Lloyd's plots mash-up course

Insurance market provider teams up with Google Earth to provide worldwide risk-assessment maps

Lloyd's tracking weather based insurance claims through Web 2.0

Mash-up technologies are helping Lloyd’s of London to inform insurers on climate-based threats.

Over the past year, the organisation has worked with collaborators such as Google Earth, Infoterra and Nasa to produce maps which can illustrate varied threat levels across a given geographical area. These have included the potential impact of a hurricane on the US, and effects of the floods that hit the UK last year.

These visualisations offer a quick way to bring people up to speed with complicated data, said Peter Hambling, chief information officer at Lloyd’s.

“During the 2007 floods our underwriters found the pictures we were producing really useful, since they could look at a detailed map and see whether someone was claiming from an area where there was a high probability of damage,” he said.

“In IT terms these are much smaller initiatives than a lot of the ones we are doing, but they certainly win technology a seat at the table in terms of adding value to the business.”

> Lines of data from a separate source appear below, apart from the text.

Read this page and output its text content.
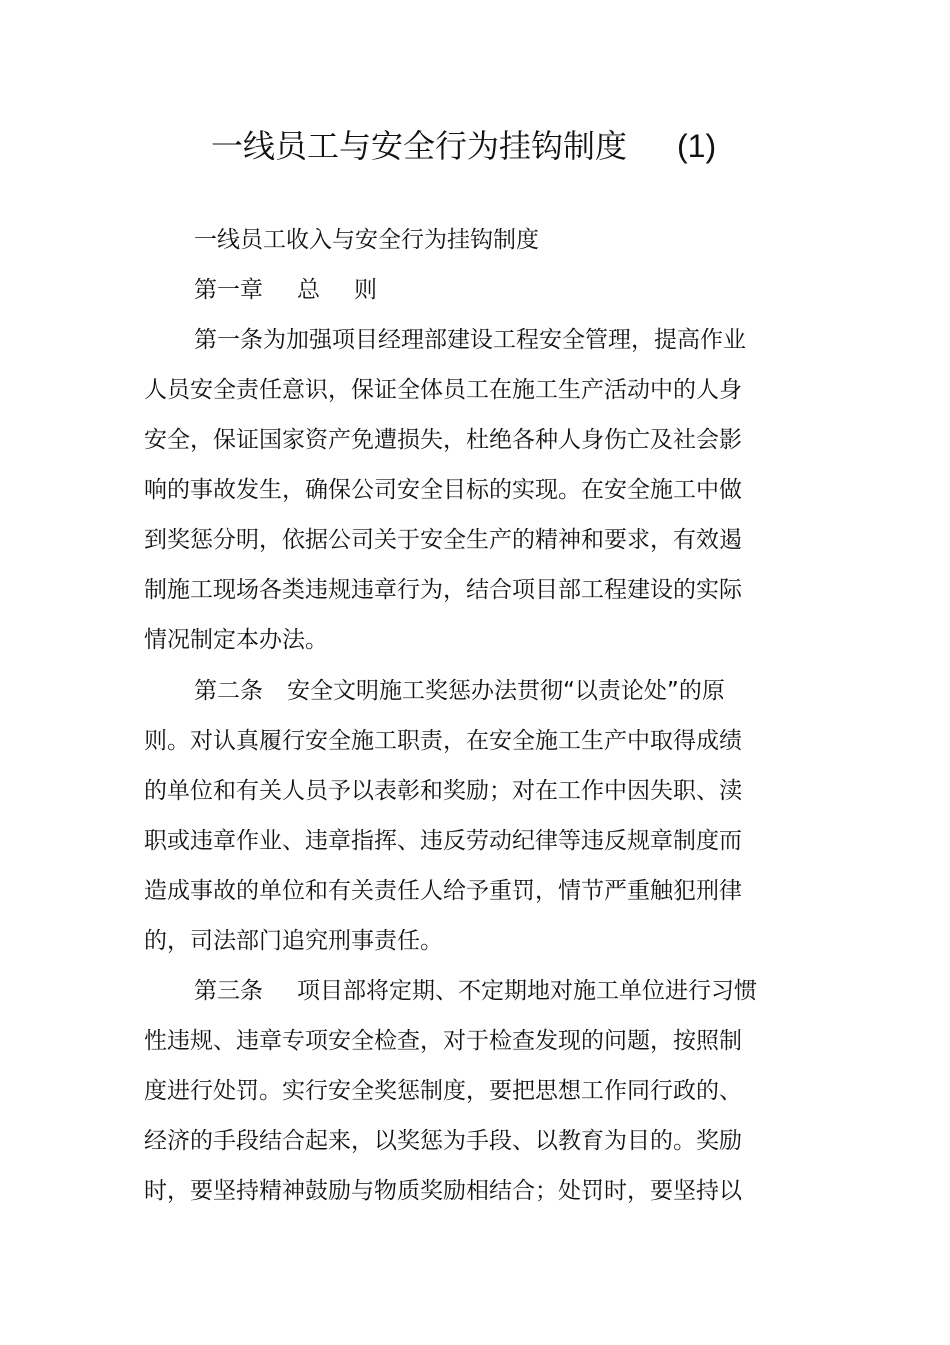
一线员工与安全行为挂钩制度 (1)
一线员工收入与安全行为挂钩制度
第一章 总 则
第一条为加强项目经理部建设工程安全管理，提高作业
人员安全责任意识，保证全体员工在施工生产活动中的人身
安全，保证国家资产免遭损失，杜绝各种人身伤亡及社会影
响的事故发生，确保公司安全目标的实现。在安全施工中做
到奖惩分明，依据公司关于安全生产的精神和要求，有效遏
制施工现场各类违规违章行为，结合项目部工程建设的实际
情况制定本办法。
第二条 安全文明施工奖惩办法贯彻“以责论处”的原
则。对认真履行安全施工职责，在安全施工生产中取得成绩
的单位和有关人员予以表彰和奖励；对在工作中因失职、渎
职或违章作业、违章指挥、违反劳动纪律等违反规章制度而
造成事故的单位和有关责任人给予重罚，情节严重触犯刑律
的，司法部门追究刑事责任。
第三条 项目部将定期、不定期地对施工单位进行习惯
性违规、违章专项安全检查，对于检查发现的问题，按照制
度进行处罚。实行安全奖惩制度，要把思想工作同行政的、
经济的手段结合起来，以奖惩为手段、以教育为目的。奖励
时，要坚持精神鼓励与物质奖励相结合；处罚时，要坚持以
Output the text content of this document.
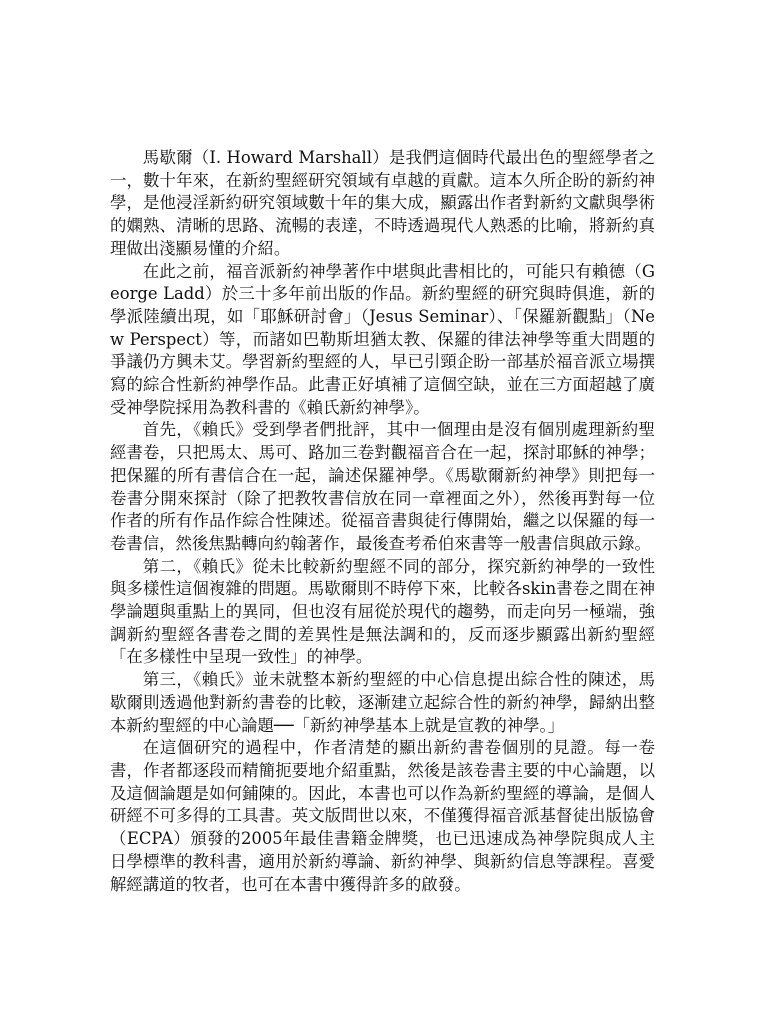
馬歇爾（I. Howard Marshall）是我們這個時代最出色的聖經學者之一，數十年來，在新約聖經研究領域有卓越的貢獻。這本久所企盼的新約神學，是他浸淫新約研究領域數十年的集大成，顯露出作者對新約文獻與學術的嫻熟、清晰的思路、流暢的表達，不時透過現代人熟悉的比喻，將新約真理做出淺顯易懂的介紹。

在此之前，福音派新約神學著作中堪與此書相比的，可能只有賴德（George Ladd）於三十多年前出版的作品。新約聖經的研究與時俱進，新的學派陸續出現，如「耶穌研討會」（Jesus Seminar）、「保羅新觀點」（New Perspect）等，而諸如巴勒斯坦猶太教、保羅的律法神學等重大問題的爭議仍方興未艾。學習新約聖經的人，早已引頸企盼一部基於福音派立場撰寫的綜合性新約神學作品。此書正好填補了這個空缺，並在三方面超越了廣受神學院採用為教科書的《賴氏新約神學》。

首先，《賴氏》受到學者們批評，其中一個理由是沒有個別處理新約聖經書卷，只把馬太、馬可、路加三卷對觀福音合在一起，探討耶穌的神學；把保羅的所有書信合在一起，論述保羅神學。《馬歇爾新約神學》則把每一卷書分開來探討（除了把教牧書信放在同一章裡面之外），然後再對每一位作者的所有作品作綜合性陳述。從福音書與徒行傳開始，繼之以保羅的每一卷書信，然後焦點轉向約翰著作，最後查考希伯來書等一般書信與啟示錄。

第二，《賴氏》從未比較新約聖經不同的部分，探究新約神學的一致性與多樣性這個複雜的問題。馬歇爾則不時停下來，比較各skin書卷之間在神學論題與重點上的異同，但也沒有屈從於現代的趨勢，而走向另一極端，強調新約聖經各書卷之間的差異性是無法調和的，反而逐步顯露出新約聖經「在多樣性中呈現一致性」的神學。

第三，《賴氏》並未就整本新約聖經的中心信息提出綜合性的陳述，馬歇爾則透過他對新約書卷的比較，逐漸建立起綜合性的新約神學，歸納出整本新約聖經的中心論題──「新約神學基本上就是宣教的神學。」

在這個研究的過程中，作者清楚的顯出新約書卷個別的見證。每一卷書，作者都逐段而精簡扼要地介紹重點，然後是該卷書主要的中心論題，以及這個論題是如何鋪陳的。因此，本書也可以作為新約聖經的導論，是個人研經不可多得的工具書。英文版問世以來，不僅獲得福音派基督徒出版協會（ECPA）頒發的2005年最佳書籍金牌獎，也已迅速成為神學院與成人主日學標準的教科書，適用於新約導論、新約神學、與新約信息等課程。喜愛解經講道的牧者，也可在本書中獲得許多的啟發。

Open source mash-ups are becoming increasingly popular as an affordable way to showcase geographical data. Last month the UK Met Office unveiled its own Google Earth project, which showed how climate change will affect the planet.

“These tools are becoming increasingly powerful and are being used by a growing number of people,” said a Met Office spokesman. “Many companies will see these applications as an easy and attractive way to communicate with audiences.”